Marxism asks questions like: what is the economic base? what is the superstructure of law, philosophy, politics etc that superimposes order on the economic base? who is heard and who unheard in the base? what is the ideology of beliefs and values that goes unquestioned in the narrative yet guide the actions and thoughts of the actants in the narrative?
Culturalism looks for the web of social forces that create the cultural moment captured in the narrative, though perhaps only implied in it rather than explicitly illuminated in it. Culturalists ask questions like: what are the social-cultural discourses that attribute power and, conversely, powerlessness? what are the discordant, subversive sociocultural discourses? wherein lies the challenge to the legitimate voices of socio-cultural discourse from the unheard, unrecognized voices?
Though there is little space available, there are a great many examples of all these questions in Austen's Emma. Starting with the last question, the gypsies are a denied voice in discordant, subversive discourse they present: socio-cultural discourse would make them a banned other, neither seen nor heard, yet they assert their right to be. Emma, a voice in the legitimate discourse, objects to Jane's "reserve," demonstrating a perceived challenge to the socio-cultural mandate of "precedence," or social superiority and status.

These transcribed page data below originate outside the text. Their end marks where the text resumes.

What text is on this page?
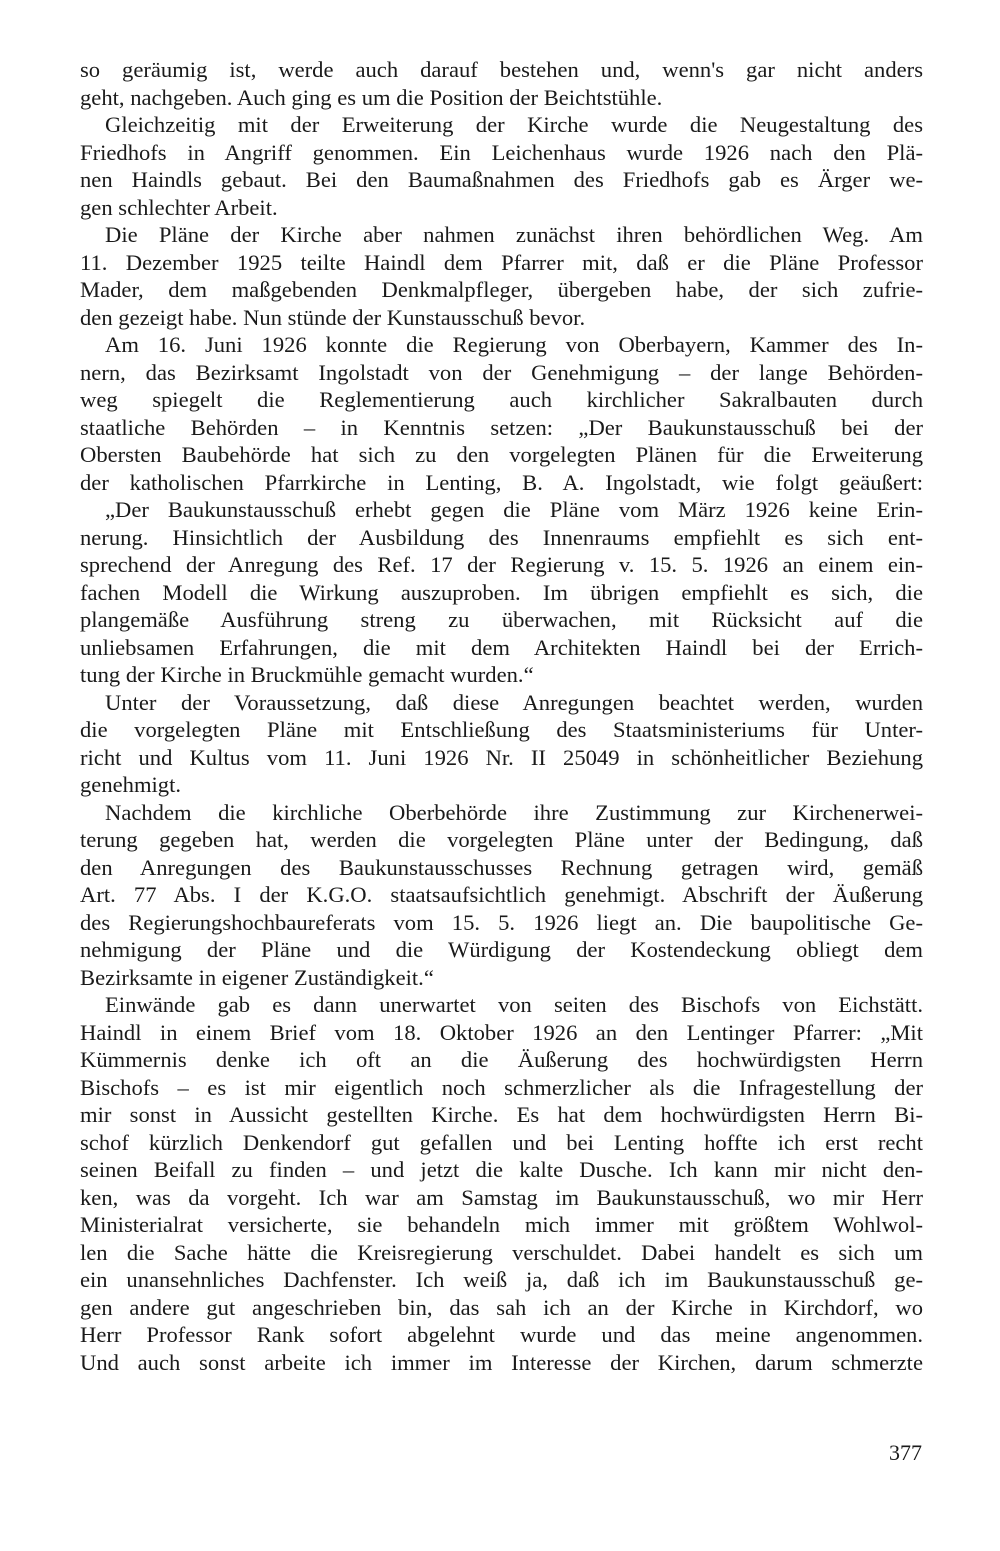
so geräumig ist, werde auch darauf bestehen und, wenn's gar nicht anders
geht, nachgeben. Auch ging es um die Position der Beichtstühle.
Gleichzeitig mit der Erweiterung der Kirche wurde die Neugestaltung des
Friedhofs in Angriff genommen. Ein Leichenhaus wurde 1926 nach den Plä-
nen Haindls gebaut. Bei den Baumaßnahmen des Friedhofs gab es Ärger we-
gen schlechter Arbeit.
Die Pläne der Kirche aber nahmen zunächst ihren behördlichen Weg. Am
11. Dezember 1925 teilte Haindl dem Pfarrer mit, daß er die Pläne Professor
Mader, dem maßgebenden Denkmalpfleger, übergeben habe, der sich zufrie-
den gezeigt habe. Nun stünde der Kunstausschuß bevor.
Am 16. Juni 1926 konnte die Regierung von Oberbayern, Kammer des In-
nern, das Bezirksamt Ingolstadt von der Genehmigung – der lange Behörden-
weg spiegelt die Reglementierung auch kirchlicher Sakralbauten durch
staatliche Behörden – in Kenntnis setzen: „Der Baukunstausschuß bei der
Obersten Baubehörde hat sich zu den vorgelegten Plänen für die Erweiterung
der katholischen Pfarrkirche in Lenting, B. A. Ingolstadt, wie folgt geäußert:
„Der Baukunstausschuß erhebt gegen die Pläne vom März 1926 keine Erin-
nerung. Hinsichtlich der Ausbildung des Innenraums empfiehlt es sich ent-
sprechend der Anregung des Ref. 17 der Regierung v. 15. 5. 1926 an einem ein-
fachen Modell die Wirkung auszuproben. Im übrigen empfiehlt es sich, die
plangemäße Ausführung streng zu überwachen, mit Rücksicht auf die
unliebsamen Erfahrungen, die mit dem Architekten Haindl bei der Errich-
tung der Kirche in Bruckmühle gemacht wurden.“
Unter der Voraussetzung, daß diese Anregungen beachtet werden, wurden
die vorgelegten Pläne mit Entschließung des Staatsministeriums für Unter-
richt und Kultus vom 11. Juni 1926 Nr. II 25049 in schönheitlicher Beziehung
genehmigt.
Nachdem die kirchliche Oberbehörde ihre Zustimmung zur Kirchenerwei-
terung gegeben hat, werden die vorgelegten Pläne unter der Bedingung, daß
den Anregungen des Baukunstausschusses Rechnung getragen wird, gemäß
Art. 77 Abs. I der K.G.O. staatsaufsichtlich genehmigt. Abschrift der Äußerung
des Regierungshochbaureferats vom 15. 5. 1926 liegt an. Die baupolitische Ge-
nehmigung der Pläne und die Würdigung der Kostendeckung obliegt dem
Bezirksamte in eigener Zuständigkeit.“
Einwände gab es dann unerwartet von seiten des Bischofs von Eichstätt.
Haindl in einem Brief vom 18. Oktober 1926 an den Lentinger Pfarrer: „Mit
Kümmernis denke ich oft an die Äußerung des hochwürdigsten Herrn
Bischofs – es ist mir eigentlich noch schmerzlicher als die Infragestellung der
mir sonst in Aussicht gestellten Kirche. Es hat dem hochwürdigsten Herrn Bi-
schof kürzlich Denkendorf gut gefallen und bei Lenting hoffte ich erst recht
seinen Beifall zu finden – und jetzt die kalte Dusche. Ich kann mir nicht den-
ken, was da vorgeht. Ich war am Samstag im Baukunstausschuß, wo mir Herr
Ministerialrat versicherte, sie behandeln mich immer mit größtem Wohlwol-
len die Sache hätte die Kreisregierung verschuldet. Dabei handelt es sich um
ein unansehnliches Dachfenster. Ich weiß ja, daß ich im Baukunstausschuß ge-
gen andere gut angeschrieben bin, das sah ich an der Kirche in Kirchdorf, wo
Herr Professor Rank sofort abgelehnt wurde und das meine angenommen.
Und auch sonst arbeite ich immer im Interesse der Kirchen, darum schmerzte
377
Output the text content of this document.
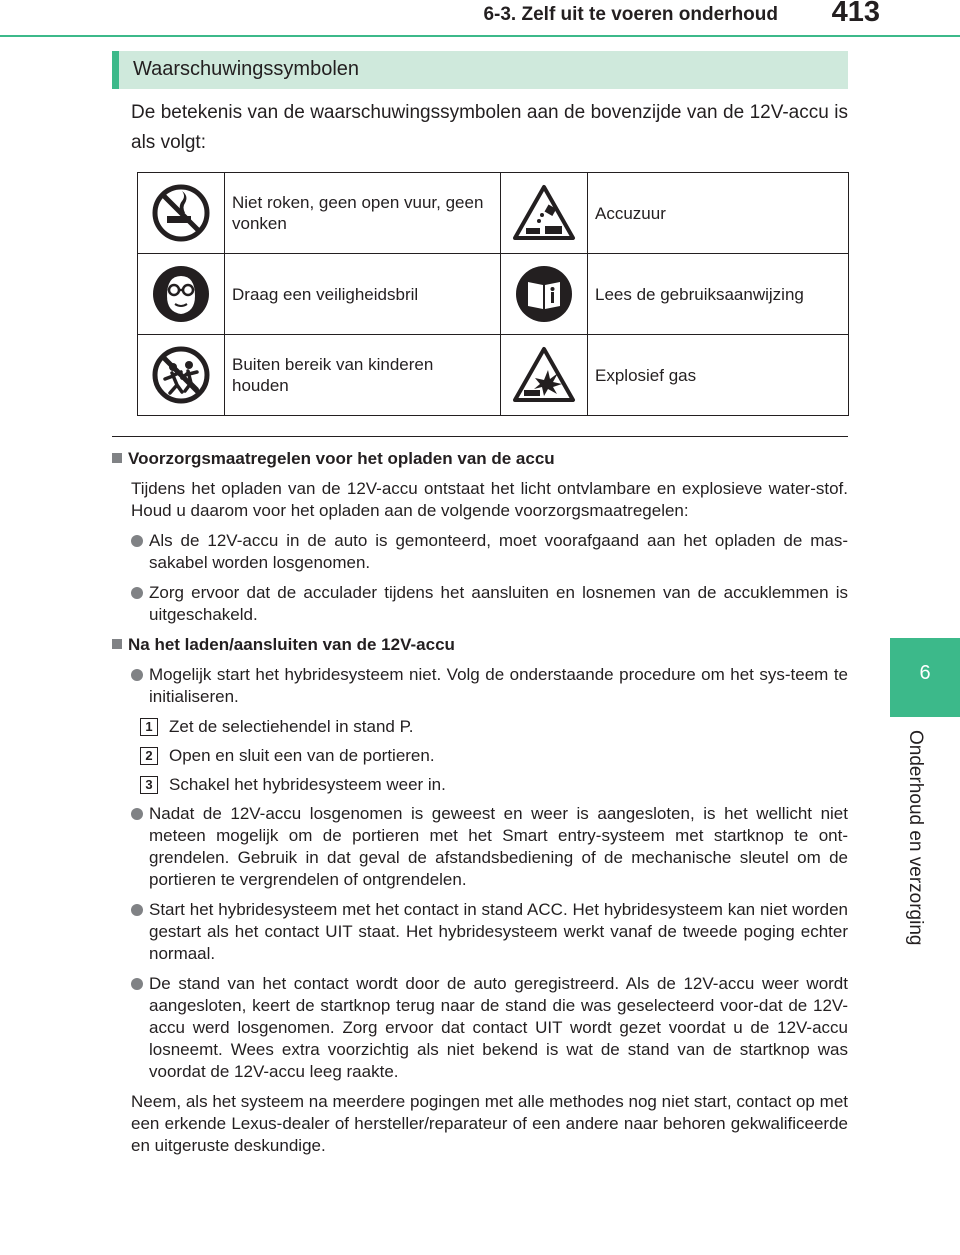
6-3. Zelf uit te voeren onderhoud 413
6
Onderhoud en verzorging
Waarschuwingssymbolen
De betekenis van de waarschuwingssymbolen aan de bovenzijde van de 12V-accu is als volgt:
	Niet roken, geen open vuur, geen vonken		Accuzuur
	Draag een veiligheidsbril		Lees de gebruiksaanwijzing
	Buiten bereik van kinderen houden		Explosief gas
Voorzorgsmaatregelen voor het opladen van de accu
Tijdens het opladen van de 12V-accu ontstaat het licht ontvlambare en explosieve water-stof. Houd u daarom voor het opladen aan de volgende voorzorgsmaatregelen:
Als de 12V-accu in de auto is gemonteerd, moet voorafgaand aan het opladen de mas-sakabel worden losgenomen.
Zorg ervoor dat de acculader tijdens het aansluiten en losnemen van de accuklemmen is uitgeschakeld.
Na het laden/aansluiten van de 12V-accu
Mogelijk start het hybridesysteem niet. Volg de onderstaande procedure om het sys-teem te initialiseren.
1 Zet de selectiehendel in stand P.
2 Open en sluit een van de portieren.
3 Schakel het hybridesysteem weer in.
Nadat de 12V-accu losgenomen is geweest en weer is aangesloten, is het wellicht niet meteen mogelijk om de portieren met het Smart entry-systeem met startknop te ont-grendelen. Gebruik in dat geval de afstandsbediening of de mechanische sleutel om de portieren te vergrendelen of ontgrendelen.
Start het hybridesysteem met het contact in stand ACC. Het hybridesysteem kan niet worden gestart als het contact UIT staat. Het hybridesysteem werkt vanaf de tweede poging echter normaal.
De stand van het contact wordt door de auto geregistreerd. Als de 12V-accu weer wordt aangesloten, keert de startknop terug naar de stand die was geselecteerd voor-dat de 12V-accu werd losgenomen. Zorg ervoor dat contact UIT wordt gezet voordat u de 12V-accu losneemt. Wees extra voorzichtig als niet bekend is wat de stand van de startknop was voordat de 12V-accu leeg raakte.
Neem, als het systeem na meerdere pogingen met alle methodes nog niet start, contact op met een erkende Lexus-dealer of hersteller/reparateur of een andere naar behoren gekwalificeerde en uitgeruste deskundige.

Skipping to the Marxists questions, the dominant ideological belief--the predication of the novel, which both Austen (through implication) and Knightly challenge--is that status in the base economy has the right to manipulate the existence of those without status in the economic base. This applies directly to Emma's manipulation of Harriet and directly to why Emma's "real evils ... [are] were the power of having rather too much her own way, and a disposition to think a little too well of herself."
One last example: Who is heard and who unheard in the economic base presented in the narrative? We already know who is heard: Emma (and Knightly, Mr. Woodhouse, the Churchills). Who is unheard? Who does the economic base and superstructure render invisible and powerless? In this narrative, that is the servants. We know there are servants. Who else prepares the gruel Mr.Woodhouse relishes and serves at the dinner and card parties Emma organizes? Yet, in the narrative, and presumably in Austen's own world, the servants are an invisible, powerless element in the economic base and in the socio-cultural consruct.
Other things to consider in Emma are Emma as economically disempowered though the heroine; Harriet's position in the economic base; Mr. Knightly's challenge to the base through his behavior toward Mr. Martin and Harriet; Elton's socio-cultural assumptions; Miss Bates' socio-cultural role; and the import of both Frank and Jane being raised elsewhere in families not their own.
I suppose Colonel and Mrs. Campbell will not be able to part with [Jane] at all.